En prononçant ces mots à l'hôpital Simone Veil d'Eaubonne (Val-d'Oise), la semaine dernière, lors de la présentation de la stratégie de transformation du système de santé, le Premier ministre Édouard Philippe a déclenché une levée de boucliers des fédérations hospitalières. 

Affichant un front uni, les présidents de la Fédération des établissements hospitaliers et d’aide à la personne (Antoine Dubout, FEHAP, privé non lucratif), de la Fédération de l’hospitalisation privée (Lamine Gharbi, FHP), de la Fédération hospitalière de France (Frédéric Valletoux, FHF) et de la Fédération des centres de lutte contre le cancer (Pr Patrice Viens, UNICANCER) ont signé ce dimanche une tribune aux accents alarmistes dans le « Journal du Dimanche ».

Ce n'est certes pas la première fois que les différents lobbies hospitaliers montent au créneau peu avant la campagne tarifaire annuelle, attendue au début du mois de mars. En 2017, les cliniques réclamaient « l'équité public/privé ». En 2016, les hôpitaux anticipaient les conséquences des « retards successifs » dans la gestion du calendrier des nouveaux tarifs. Mais prendre position ensemble sur un sujet par essence technique dans un hebdomadaire généraliste national témoigne d'une inquiétude accrue. 

Point de rupture proche

« Il est de notre devoir aujourd'hui d'endosser un rôle de lanceur d'alerte, au sens où nous pointons, ensemble, un risque dommageable pour le bien commun, justifient les fédérations dans leur tribune. En l'occurrence, toute nouvelle baisse tarifaire serait très préjudiciable au système hospitalier et à la santé des Françaises et des Français. » « Le point de rupture est proche », préviennent-elles. 

Le contexte est propice à ce coup de sang. La récente grève nationale des soignants en EHPAD et la poussée de fièvre du secteur hospitalier jouent en faveur des fédérations, qui n'hésitent pas à faire le lien entre les baisses répétitives des tarifs et le « malaise général » constaté dans les établissements. « Les baisses tarifaires sont beaucoup plus importantes que nos gains de productivité, limitées par les carcans administratifs qui nous sont imposés, écrivent-elles. Persister dans cette politique à marche forcée est la plus mauvaise des méthodes. »

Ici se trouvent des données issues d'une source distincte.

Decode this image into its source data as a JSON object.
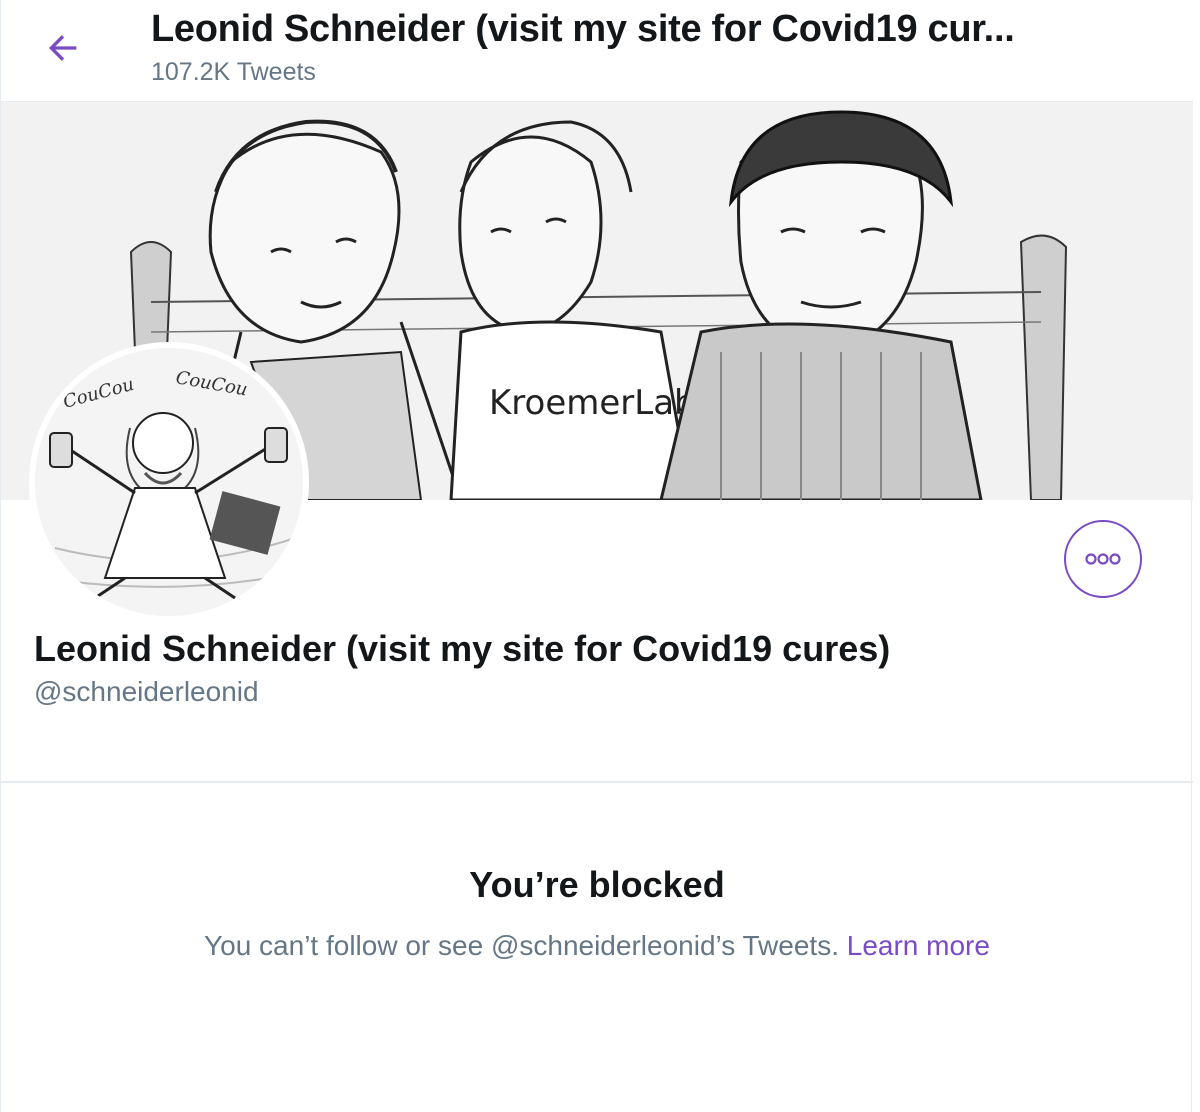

33 000 emplois menacés à l'hôpital ?

Cette poussée de fièvre autour des tarifs complique la tâche du gouvernement qui vient de présenter plusieurs chantiers à court et moyen terme. Alors que, politiquement, la FHF soutient une bonne partie des réformes hospitalières engagées par la majorité – pour les avoir revendiquées pendant la campagne présidentielle –, la question des tarifs hospitaliers l'a obligée à durcir le ton et à réclamer au gouvernement un « appel à la cohérence ».

Une nouvelle baisse tarifaire aboutirait à une aggravation du déficit des établissements, ce qui se traduirait par la suppression de 33 000 emplois à l'hôpital pour revenir à l'équilibre à la fin de 2018, argumente la FHF. 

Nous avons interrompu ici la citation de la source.